CNC pick and place machine update

After an evening at BuildBrighton, exchanging ideas and motor control circuits, we've had a re-think about our CNC-based pick-and-place machine. In fact, we've had several re-thinks, returned to abandoned ideas, discarded previously agreed ideas and gone around in circles enough times to make everyone very, very dizzy!

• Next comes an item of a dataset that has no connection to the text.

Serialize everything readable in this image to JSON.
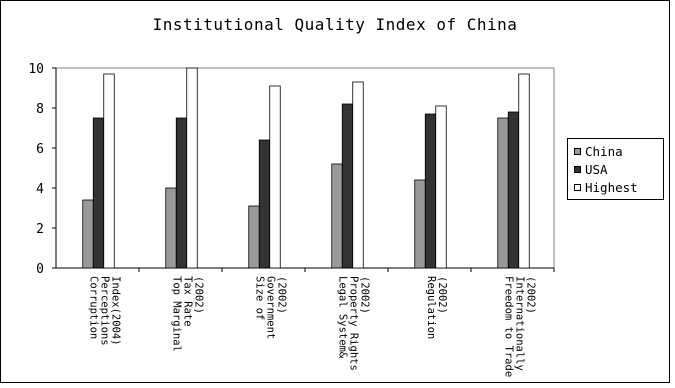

At first, we concentrated on making a machine that would be simple to understand during it's construction.
We concentrated on theoretical accuracy - using a small angle stepper motor, relatively few teeth on the cog, sticking to numbers that were easily divisible and so on. The problem with this approach is that actually obtaining parts is quite difficult - 1.8deg steppers are quite expensive (£20/unit) wereas cheaper, salvageable motors (from printers, cd drives etc) are more difficult to drive, and have peculiar voltage requirements.

Our compromise is this -

Where possible, use parts that can be salvaged from easily obtained hardware.
An old, obsolete PC could be a major source of parts - the power supply gives us multiple 5V and 12V supplies, the CD and floppy drives provide 4-wire (2 phase) stepper motors, specifically designed to run on 5V/12V. The IDE cables are perfect for connecting homemade PCBs to other parts on the machine (old hard drive cables use 0.1" pitch, the same as breadboard prototyping and lots of through-hole components, pin-headers etc).

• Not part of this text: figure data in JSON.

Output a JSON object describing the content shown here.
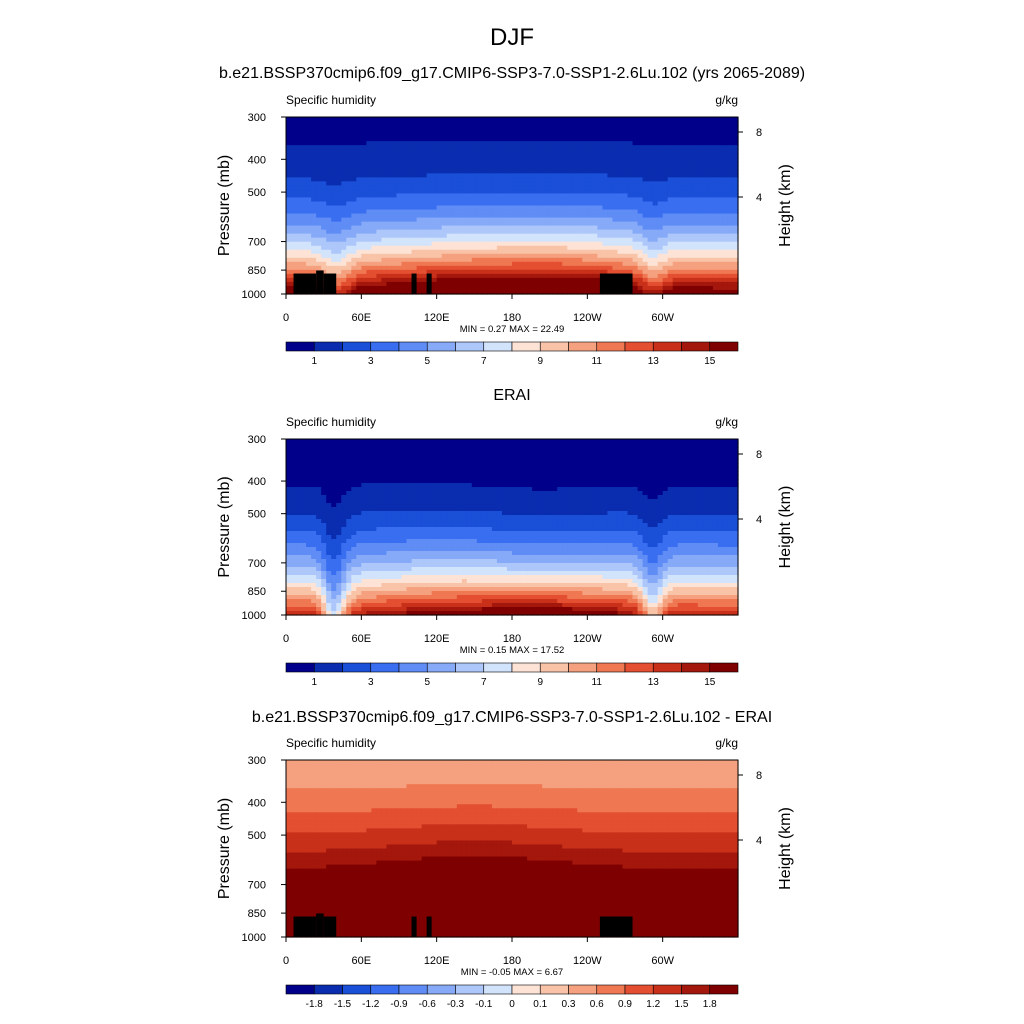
{
  "figure": {
    "title": "DJF"
  },
  "chart_data": [
    {
      "type": "heatmap",
      "title": "b.e21.BSSP370cmip6.f09_g17.CMIP6-SSP3-7.0-SSP1-2.6Lu.102 (yrs 2065-2089)",
      "left_label": "Specific humidity",
      "right_label": "g/kg",
      "ylabel": "Pressure (mb)",
      "y2label": "Height (km)",
      "ylim": [
        1000,
        300
      ],
      "yticks": [
        "300",
        "400",
        "500",
        "700",
        "850",
        "1000"
      ],
      "y2ticks": [
        "8",
        "4"
      ],
      "xticks": [
        "0",
        "60E",
        "120E",
        "180",
        "120W",
        "60W"
      ],
      "stats": "MIN =   0.27  MAX =   22.49",
      "colorbar_labels": [
        "1",
        "3",
        "5",
        "7",
        "9",
        "11",
        "13",
        "15"
      ],
      "colorbar_levels": [
        1,
        2,
        3,
        4,
        5,
        6,
        7,
        8,
        9,
        10,
        11,
        12,
        13,
        14,
        15
      ],
      "min": 0.27,
      "max": 22.49
    },
    {
      "type": "heatmap",
      "title": "ERAI",
      "left_label": "Specific humidity",
      "right_label": "g/kg",
      "ylabel": "Pressure (mb)",
      "y2label": "Height (km)",
      "ylim": [
        1000,
        300
      ],
      "yticks": [
        "300",
        "400",
        "500",
        "700",
        "850",
        "1000"
      ],
      "y2ticks": [
        "8",
        "4"
      ],
      "xticks": [
        "0",
        "60E",
        "120E",
        "180",
        "120W",
        "60W"
      ],
      "stats": "MIN =   0.15  MAX =   17.52",
      "colorbar_labels": [
        "1",
        "3",
        "5",
        "7",
        "9",
        "11",
        "13",
        "15"
      ],
      "colorbar_levels": [
        1,
        2,
        3,
        4,
        5,
        6,
        7,
        8,
        9,
        10,
        11,
        12,
        13,
        14,
        15
      ],
      "min": 0.15,
      "max": 17.52
    },
    {
      "type": "heatmap",
      "title": "b.e21.BSSP370cmip6.f09_g17.CMIP6-SSP3-7.0-SSP1-2.6Lu.102 - ERAI",
      "left_label": "Specific humidity",
      "right_label": "g/kg",
      "ylabel": "Pressure (mb)",
      "y2label": "Height (km)",
      "ylim": [
        1000,
        300
      ],
      "yticks": [
        "300",
        "400",
        "500",
        "700",
        "850",
        "1000"
      ],
      "y2ticks": [
        "8",
        "4"
      ],
      "xticks": [
        "0",
        "60E",
        "120E",
        "180",
        "120W",
        "60W"
      ],
      "stats": "MIN =  -0.05  MAX =   6.67",
      "colorbar_labels": [
        "-1.8",
        "-1.5",
        "-1.2",
        "-0.9",
        "-0.6",
        "-0.3",
        "-0.1",
        "0",
        "0.1",
        "0.3",
        "0.6",
        "0.9",
        "1.2",
        "1.5",
        "1.8"
      ],
      "colorbar_levels": [
        -1.8,
        -1.5,
        -1.2,
        -0.9,
        -0.6,
        -0.3,
        -0.1,
        0,
        0.1,
        0.3,
        0.6,
        0.9,
        1.2,
        1.5,
        1.8
      ],
      "min": -0.05,
      "max": 6.67
    }
  ],
  "colors": {
    "palette_16": [
      "#00008b",
      "#0a2db0",
      "#1a4fd8",
      "#3a6ef0",
      "#5f8cf5",
      "#86aaf7",
      "#adc7fa",
      "#d2e3fc",
      "#fde3d5",
      "#f9c3a8",
      "#f5a07e",
      "#ef7853",
      "#e34f30",
      "#c9301a",
      "#a4170c",
      "#7f0000"
    ],
    "topography": "#000000"
  }
}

Rather than concentrating on using motors and belts that make the maths for calculating steps per mm easier, we're going to build a machine that works with mostly salvaged parts. The final device will be a "puppet and playback" machine - the user will manually position the picking head either using buttons on the machine, or using a PC/software interface, then record the co-ordinates (in terms of steps rather than mm from a known origin) back to the PC/eeprom memory. Once one complete "animation" has been recorded, the script can be played back over and over again.

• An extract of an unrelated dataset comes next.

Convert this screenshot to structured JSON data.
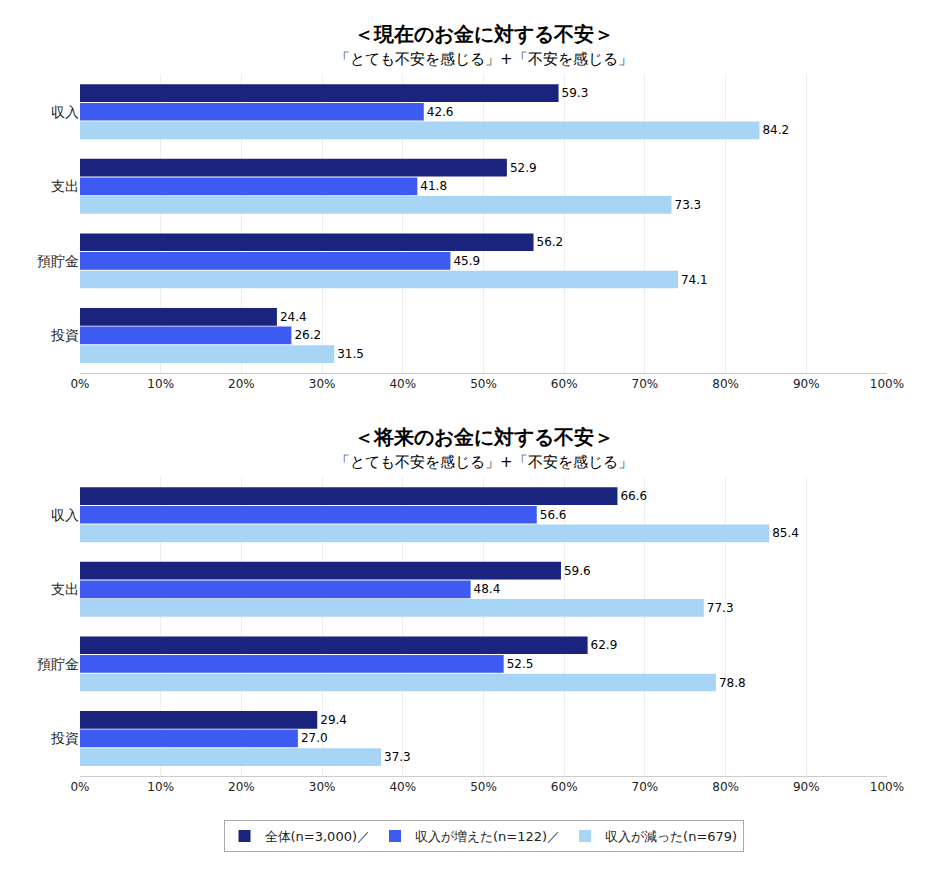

This way, the actual accuracy of the device becomes less important - it just has to be "accurate enough" to pick up a component and place it on the board. We're not going to be loading g-code type files into the device, or have to do tricky conversions from one format to another. The machine will simply use a record-the-steps-and-play-them-back approach for placing the components. So the actual distances travelled and units used won't matter; if you're using 1.8 deg steppers and half-stepping to give 400 steps/rev, with a 5mm belt, it doesn't matter how far between components the head moves: the machine will simply remember x number of steps on the x-axis and y number of steps along the y-axis. Someone using a machine with 7.5 deg steppers will simply have fewer steps in each axis to travel the same physical distance.

Talking of belts, we've decided to ditch them and go with a rack-and-pinion system.
This means we're removing another potentially costly part from the bill of materials - a 1.25mm belt can be had from a printer or a scanner, but it may be 1.2mm, or 1.25mm, or the imperial equivalent, a 0.05" pitch belt. All these belts need to have the right pulley or cog, with the teeth exactly spaced to match the belt.

By using a rack and pinion approach, everyone can use the same set of laser-cutting templates, and matching the right pulley/cog to your (possibly unknown) belt is no longer an issue.